Company Directors: salaried company directors are eligible to be furloughed through this scheme. During the time period the director is furloughed, they can carry out their statutory duties to the company as outlined in the Companies Act 2006, but they cannot do more than would reasonably be judged necessary for that purpose (ie they should not carry out work they would carry out in normal circumstances to generate commerce revenue or provide services to or on behalf of their company). This also applies to individuals who are directors of their own personal service company (PSC). Basically, a company director can be furloughed but they cannot do anything for the business that would be seen as generating any income for it – no promotion of the business, cannot provide service to customers, cannot respond to e-mails or issue invoices to customers, they can only do the jobs that are their legal statutory duties for the position they hold in their company (filing accounts with Companies House, filing the corporation tax return).
3) Business Interruption Loans
Yesterday, the Chancellor announced changes to the Coronavirus Business Interruption Loan scheme so that more businesses are able to access this support. Various banks and lenders have been putting their own roadblocks up to restrict what sort of products a business is able to access – and this has caused a lot of problems for small businesses who have tried to access support to help with short-term cashflow issues while they wait for the government schemes to start working. This scheme has now been expanded to include all viable small businesses affected by Covid-19, and not just those who are unable to secure regular commercial financing. The government has also announced that lenders are not allowed to request personal guarantees for loans under £250,000. The government has also said ” For loans over £250,000, personal guarantees will be limited to just 20% of any amount outstanding on the CBILS lending after any other recoveries from business assets. Lenders were already prohibited from asking business owners to put their house on the line, but today’s changes will provide further reassurance regarding personal assets during this difficult time.” All of the new changes will apply to finance already offered under the scheme.

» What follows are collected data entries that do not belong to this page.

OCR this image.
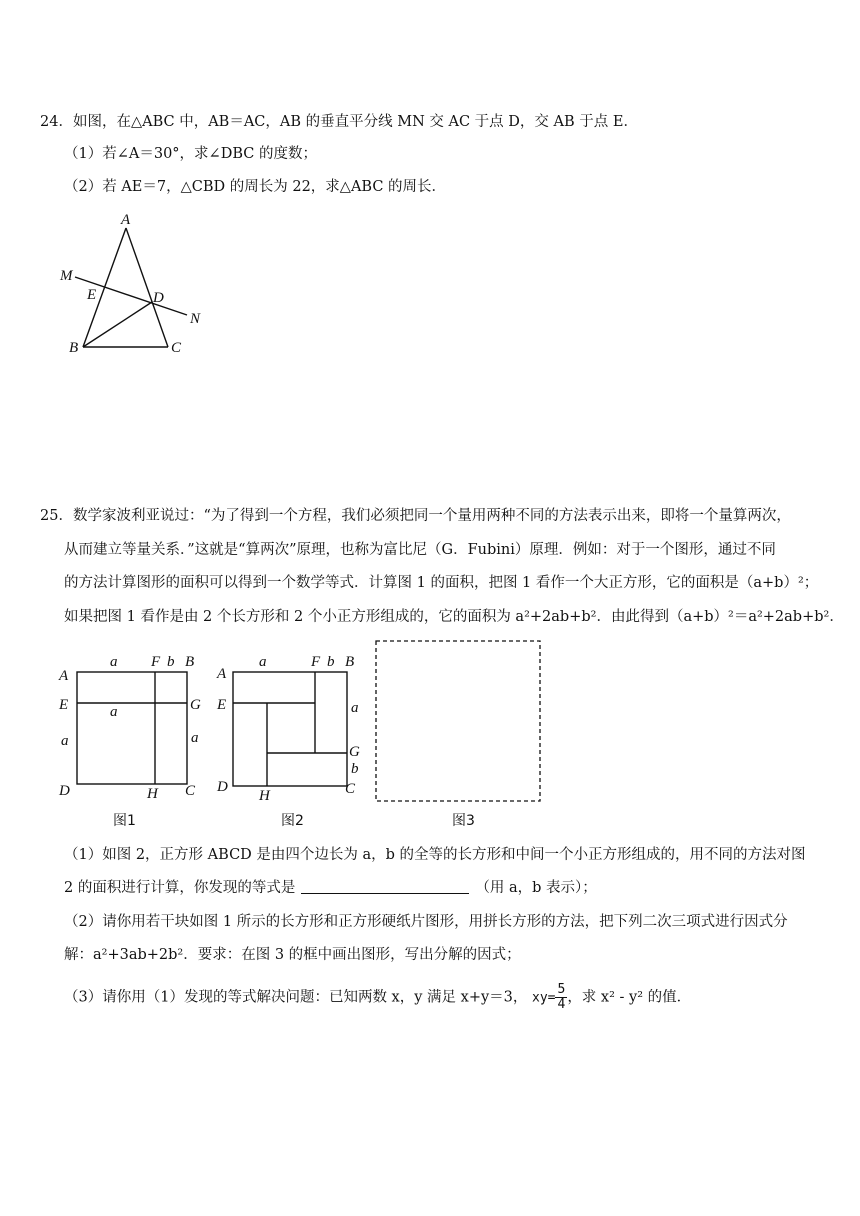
24．如图，在△ABC 中，AB＝AC，AB 的垂直平分线 MN 交 AC 于点 D，交 AB 于点 E．
（1）若∠A＝30°，求∠DBC 的度数；
（2）若 AE＝7，△CBD 的周长为 22，求△ABC 的周长．
A
B	C
D
E
M
N
25．数学家波利亚说过：“为了得到一个方程，我们必须把同一个量用两种不同的方法表示出来，即将一个量算两次，
从而建立等量关系．”这就是“算两次”原理，也称为富比尼（G．Fubini）原理．例如：对于一个图形，通过不同
的方法计算图形的面积可以得到一个数学等式．计算图 1 的面积，把图 1 看作一个大正方形，它的面积是（a+b）²；
如果把图 1 看作是由 2 个长方形和 2 个小正方形组成的，它的面积为 a²+2ab+b²．由此得到（a+b）²＝a²+2ab+b²．
A
F b B
a
E	G
a
a	a
D	H C
图1
A
a	F b B
E	a
G
b
D	C
H
图2	图3
（1）如图 2，正方形 ABCD 是由四个边长为 a，b 的全等的长方形和中间一个小正方形组成的，用不同的方法对图
2 的面积进行计算，你发现的等式是	（用 a，b 表示）；
（2）请你用若干块如图 1 所示的长方形和正方形硬纸片图形，用拼长方形的方法，把下列二次三项式进行因式分
解：a²+3ab+2b²．要求：在图 3 的框中画出图形，写出分解的因式；
（3）请你用（1）发现的等式解决问题：已知两数 x，y 满足 x+y＝3， $xy= \frac{5}{4}$ ，求 x² - y² 的值．
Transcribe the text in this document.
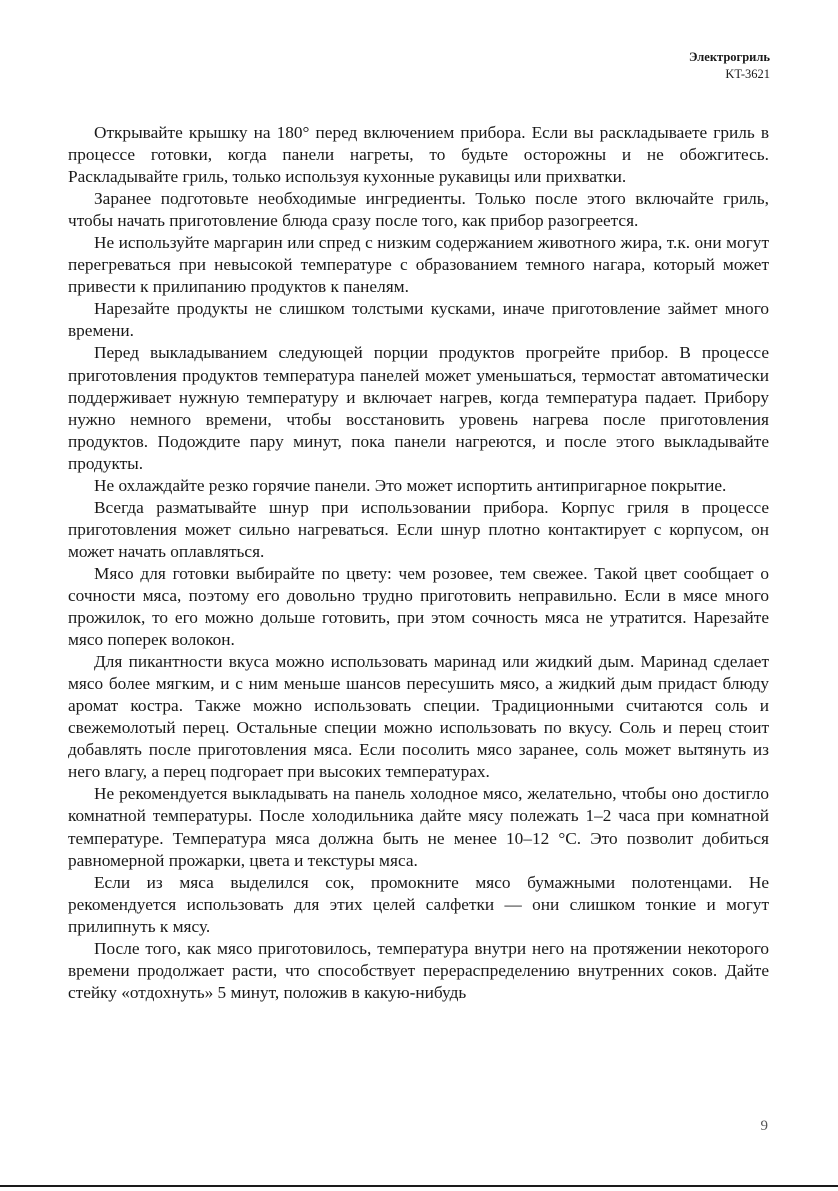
Электрогриль
KT-3621

Открывайте крышку на 180° перед включением прибора. Если вы раскладываете гриль в процессе готовки, когда панели нагреты, то будьте осторожны и не обожгитесь. Раскладывайте гриль, только используя кухонные рукавицы или прихватки.

Заранее подготовьте необходимые ингредиенты. Только после этого включайте гриль, чтобы начать приготовление блюда сразу после того, как прибор разогреется.

Не используйте маргарин или спред с низким содержанием животного жира, т.к. они могут перегреваться при невысокой температуре с образованием темного нагара, который может привести к прилипанию продуктов к панелям.

Нарезайте продукты не слишком толстыми кусками, иначе приготовление займет много времени.

Перед выкладыванием следующей порции продуктов прогрейте прибор. В процессе приготовления продуктов температура панелей может уменьшаться, термостат автоматически поддерживает нужную температуру и включает нагрев, когда температура падает. Прибору нужно немного времени, чтобы восстановить уровень нагрева после приготовления продуктов. Подождите пару минут, пока панели нагреются, и после этого выкладывайте продукты.

Не охлаждайте резко горячие панели. Это может испортить антипригарное покрытие.

Всегда разматывайте шнур при использовании прибора. Корпус гриля в процессе приготовления может сильно нагреваться. Если шнур плотно контактирует с корпусом, он может начать оплавляться.

Мясо для готовки выбирайте по цвету: чем розовее, тем свежее. Такой цвет сообщает о сочности мяса, поэтому его довольно трудно приготовить неправильно. Если в мясе много прожилок, то его можно дольше готовить, при этом сочность мяса не утратится. Нарезайте мясо поперек волокон.

Для пикантности вкуса можно использовать маринад или жидкий дым. Маринад сделает мясо более мягким, и с ним меньше шансов пересушить мясо, а жидкий дым придаст блюду аромат костра. Также можно использовать специи. Традиционными считаются соль и свежемолотый перец. Остальные специи можно использовать по вкусу. Соль и перец стоит добавлять после приготовления мяса. Если посолить мясо заранее, соль может вытянуть из него влагу, а перец подгорает при высоких температурах.

Не рекомендуется выкладывать на панель холодное мясо, желательно, чтобы оно достигло комнатной температуры. После холодильника дайте мясу полежать 1–2 часа при комнатной температуре. Температура мяса должна быть не менее 10–12 °C. Это позволит добиться равномерной прожарки, цвета и текстуры мяса.

Если из мяса выделился сок, промокните мясо бумажными полотенцами. Не рекомендуется использовать для этих целей салфетки — они слишком тонкие и могут прилипнуть к мясу.

После того, как мясо приготовилось, температура внутри него на протяжении некоторого времени продолжает расти, что способствует перераспределению внутренних соков. Дайте стейку «отдохнуть» 5 минут, положив в какую-нибудь

9
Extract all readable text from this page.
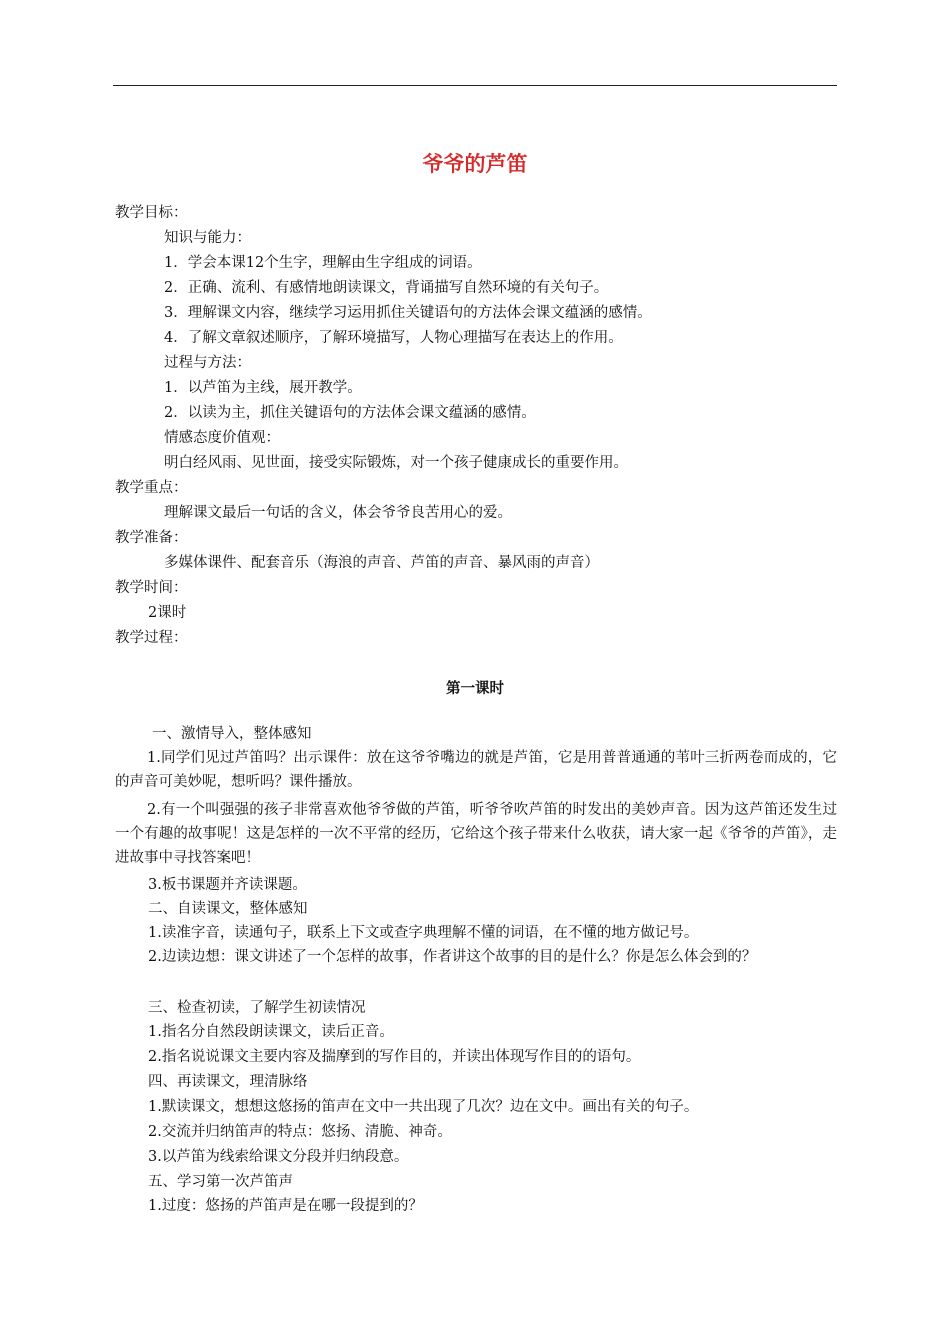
爷爷的芦笛
教学目标：
知识与能力：
1．学会本课12个生字，理解由生字组成的词语。
2．正确、流利、有感情地朗读课文，背诵描写自然环境的有关句子。
3．理解课文内容，继续学习运用抓住关键语句的方法体会课文蕴涵的感情。
4．了解文章叙述顺序，了解环境描写，人物心理描写在表达上的作用。
过程与方法：
1．以芦笛为主线，展开教学。
2．以读为主，抓住关键语句的方法体会课文蕴涵的感情。
情感态度价值观：
明白经风雨、见世面，接受实际锻炼，对一个孩子健康成长的重要作用。
教学重点：
理解课文最后一句话的含义，体会爷爷良苦用心的爱。
教学准备：
多媒体课件、配套音乐（海浪的声音、芦笛的声音、暴风雨的声音）
教学时间：
2课时
教学过程：
第一课时
一、激情导入，整体感知
1.同学们见过芦笛吗？出示课件：放在这爷爷嘴边的就是芦笛，它是用普普通通的苇叶三折两卷而成的，它的声音可美妙呢，想听吗？课件播放。
2.有一个叫强强的孩子非常喜欢他爷爷做的芦笛，听爷爷吹芦笛的时发出的美妙声音。因为这芦笛还发生过一个有趣的故事呢！这是怎样的一次不平常的经历，它给这个孩子带来什么收获，请大家一起《爷爷的芦笛》，走进故事中寻找答案吧！
3.板书课题并齐读课题。
二、自读课文，整体感知
1.读准字音，读通句子，联系上下文或查字典理解不懂的词语，在不懂的地方做记号。
2.边读边想：课文讲述了一个怎样的故事，作者讲这个故事的目的是什么？你是怎么体会到的？
三、检查初读，了解学生初读情况
1.指名分自然段朗读课文，读后正音。
2.指名说说课文主要内容及揣摩到的写作目的，并读出体现写作目的的语句。
四、再读课文，理清脉络
1.默读课文，想想这悠扬的笛声在文中一共出现了几次？边在文中。画出有关的句子。
2.交流并归纳笛声的特点：悠扬、清脆、神奇。
3.以芦笛为线索给课文分段并归纳段意。
五、学习第一次芦笛声
1.过度：悠扬的芦笛声是在哪一段提到的？
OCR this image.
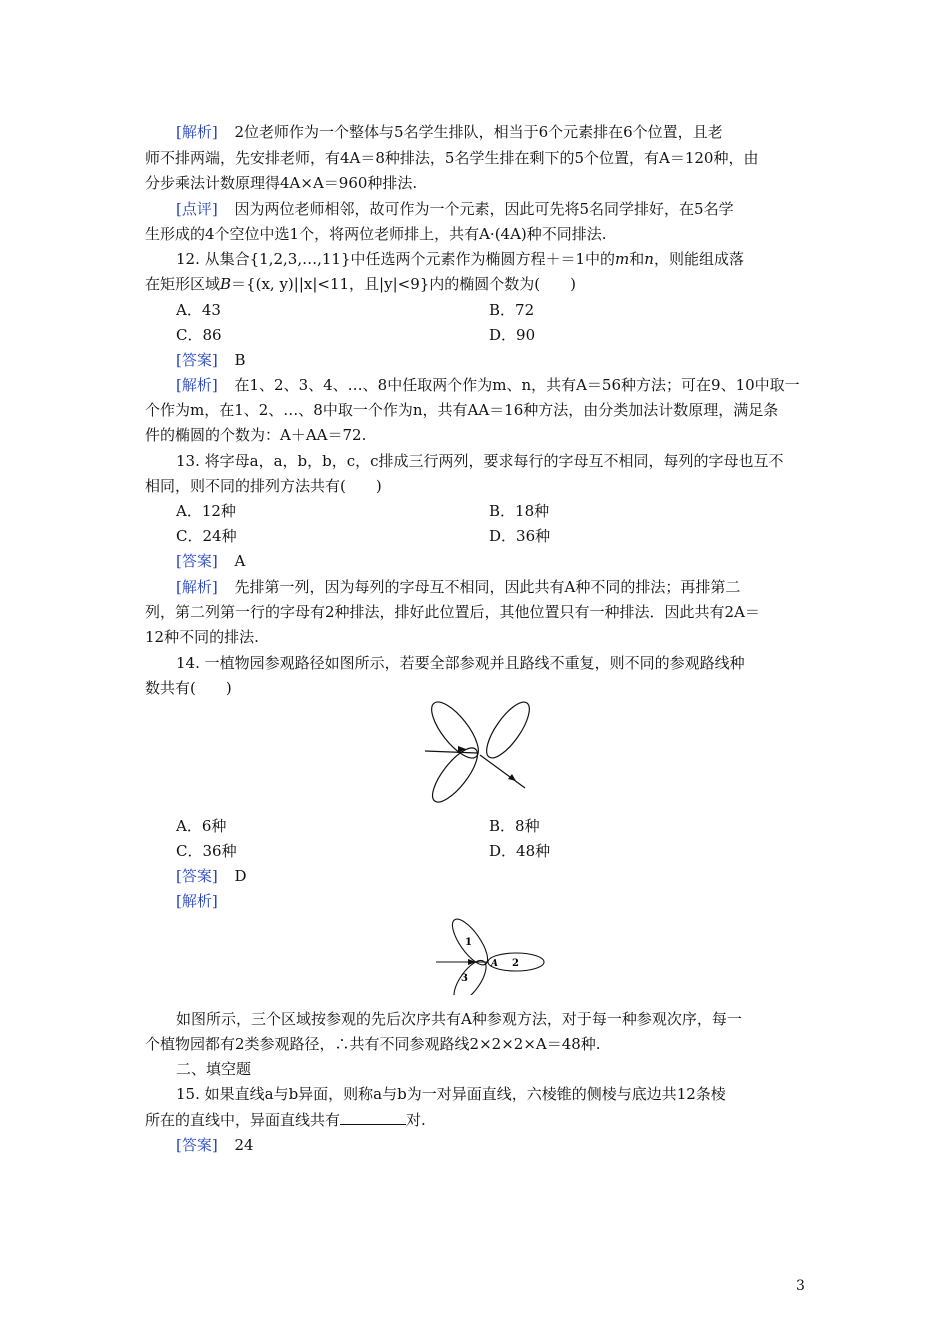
[解析] 2位老师作为一个整体与5名学生排队，相当于6个元素排在6个位置，且老
师不排两端，先安排老师，有4A＝8种排法，5名学生排在剩下的5个位置，有A＝120种，由
分步乘法计数原理得4A×A＝960种排法.
[点评] 因为两位老师相邻，故可作为一个元素，因此可先将5名同学排好，在5名学
生形成的4个空位中选1个，将两位老师排上，共有A·(4A)种不同排法.
12. 从集合{1,2,3,…,11}中任选两个元素作为椭圆方程＋＝1中的m和n，则能组成落
在矩形区域B＝{(x, y)||x|<11，且|y|<9}内的椭圆个数为(　　)
A．43	B．72
C．86	D．90
[答案] B
[解析] 在1、2、3、4、…、8中任取两个作为m、n，共有A＝56种方法；可在9、10中取一
个作为m，在1、2、…、8中取一个作为n，共有AA＝16种方法，由分类加法计数原理，满足条
件的椭圆的个数为：A＋AA＝72.
13. 将字母a，a，b，b，c，c排成三行两列，要求每行的字母互不相同，每列的字母也互不
相同，则不同的排列方法共有(　　)
A．12种	B．18种
C．24种	D．36种
[答案] A
[解析] 先排第一列，因为每列的字母互不相同，因此共有A种不同的排法；再排第二
列，第二列第一行的字母有2种排法，排好此位置后，其他位置只有一种排法．因此共有2A＝
12种不同的排法.
14. 一植物园参观路径如图所示，若要全部参观并且路线不重复，则不同的参观路线种
数共有(　　)
A．6种	B．8种
C．36种	D．48种
[答案] D
[解析]
1
2
3
A
如图所示，三个区域按参观的先后次序共有A种参观方法，对于每一种参观次序，每一
个植物园都有2类参观路径，∴共有不同参观路线2×2×2×A＝48种.
二、填空题
15. 如果直线a与b异面，则称a与b为一对异面直线，六棱锥的侧棱与底边共12条棱
所在的直线中，异面直线共有	对.
[答案] 24
3
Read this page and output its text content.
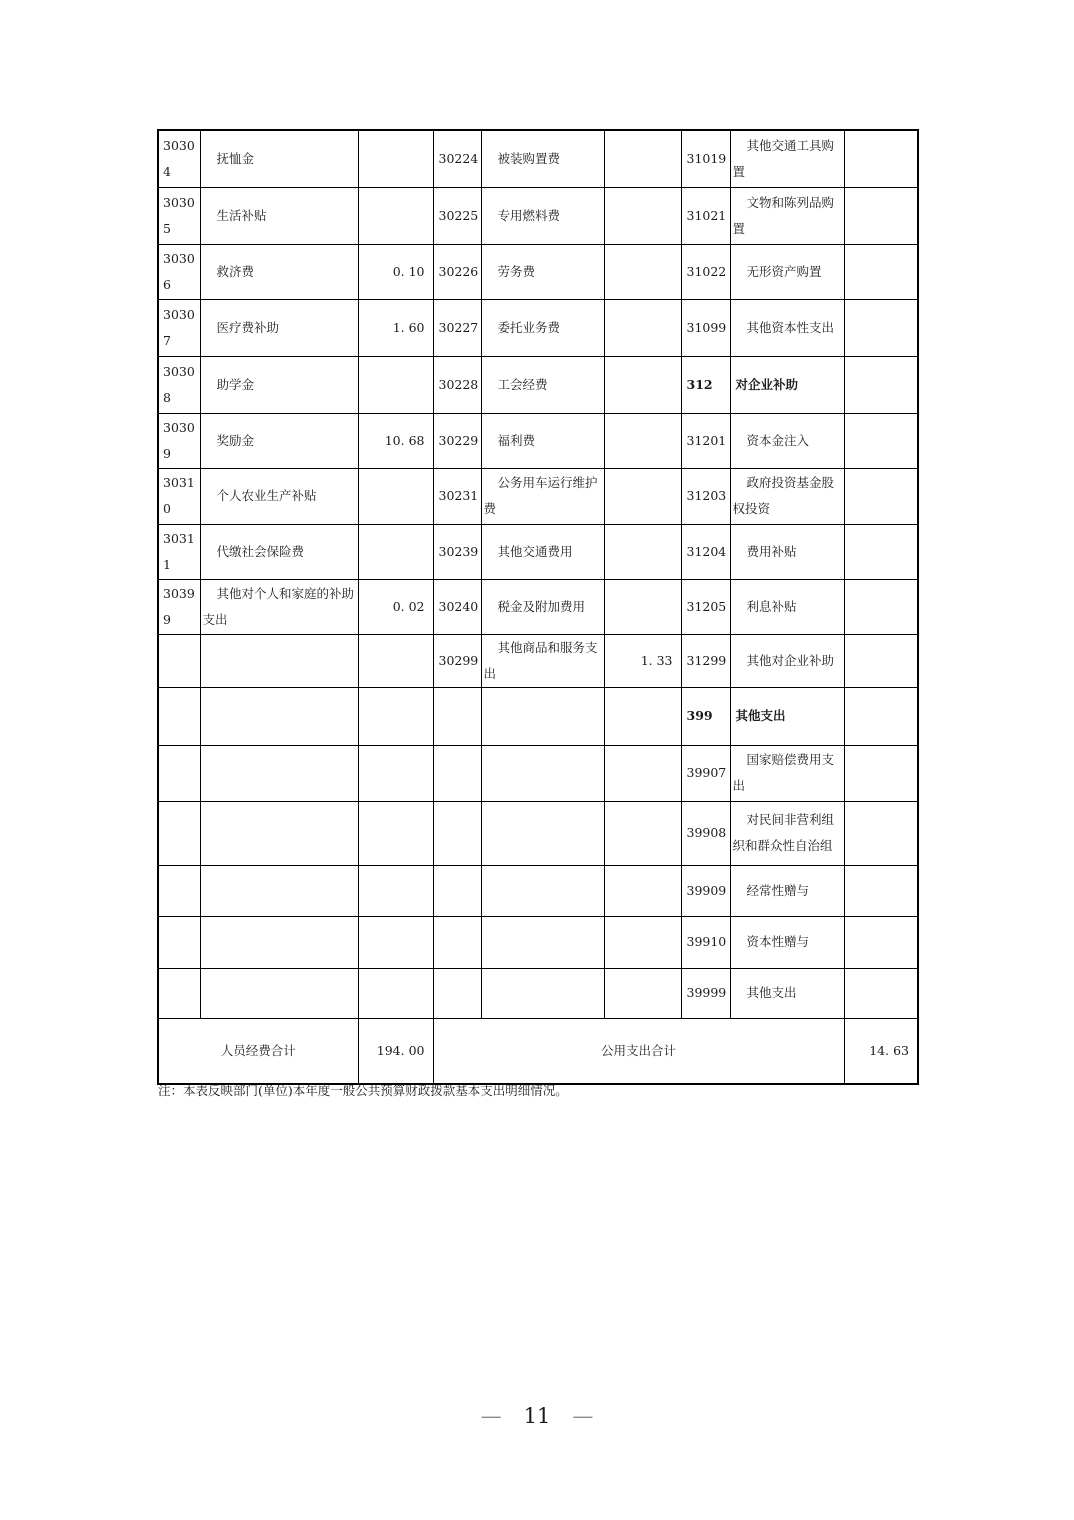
30304	抚恤金		30224	被装购置费		31019	其他交通工具购置	
30305	生活补贴		30225	专用燃料费		31021	文物和陈列品购置	
30306	救济费	0. 10	30226	劳务费		31022	无形资产购置	
30307	医疗费补助	1. 60	30227	委托业务费		31099	其他资本性支出	
30308	助学金		30228	工会经费		312	对企业补助	
30309	奖励金	10. 68	30229	福利费		31201	资本金注入	
30310	个人农业生产补贴		30231	公务用车运行维护费		31203	政府投资基金股权投资	
30311	代缴社会保险费		30239	其他交通费用		31204	费用补贴	
30399	其他对个人和家庭的补助支出	0. 02	30240	税金及附加费用		31205	利息补贴	
			30299	其他商品和服务支出	1. 33	31299	其他对企业补助	
						399	其他支出	
						39907	国家赔偿费用支出	
						39908	对民间非营利组织和群众性自治组	
						39909	经常性赠与	
						39910	资本性赠与	
						39999	其他支出	
人员经费合计		194. 00	公用支出合计					14. 63
注：本表反映部门(单位)本年度一般公共预算财政拨款基本支出明细情况。
— 11 —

The Chancellor also announced an additional scheme for large businesses who have a turnover of between £45 million and £500 million. They will provide a government guarantee of 80% to enable banks to make loans of up to £25 million. All loans backed by a guarantee under Coronavirus Large Business Interruption Loan Scheme (CLBILS) will be offered at commercial rates of interest and further details will be released later this month.
More providers of the CBILS are continuing to be accredited and added to the scheme to aid businesses in being able to access it.
The information and policies are continually being updated by the government, so I urge you to keep on top of the information by visiting the relevant website for your area.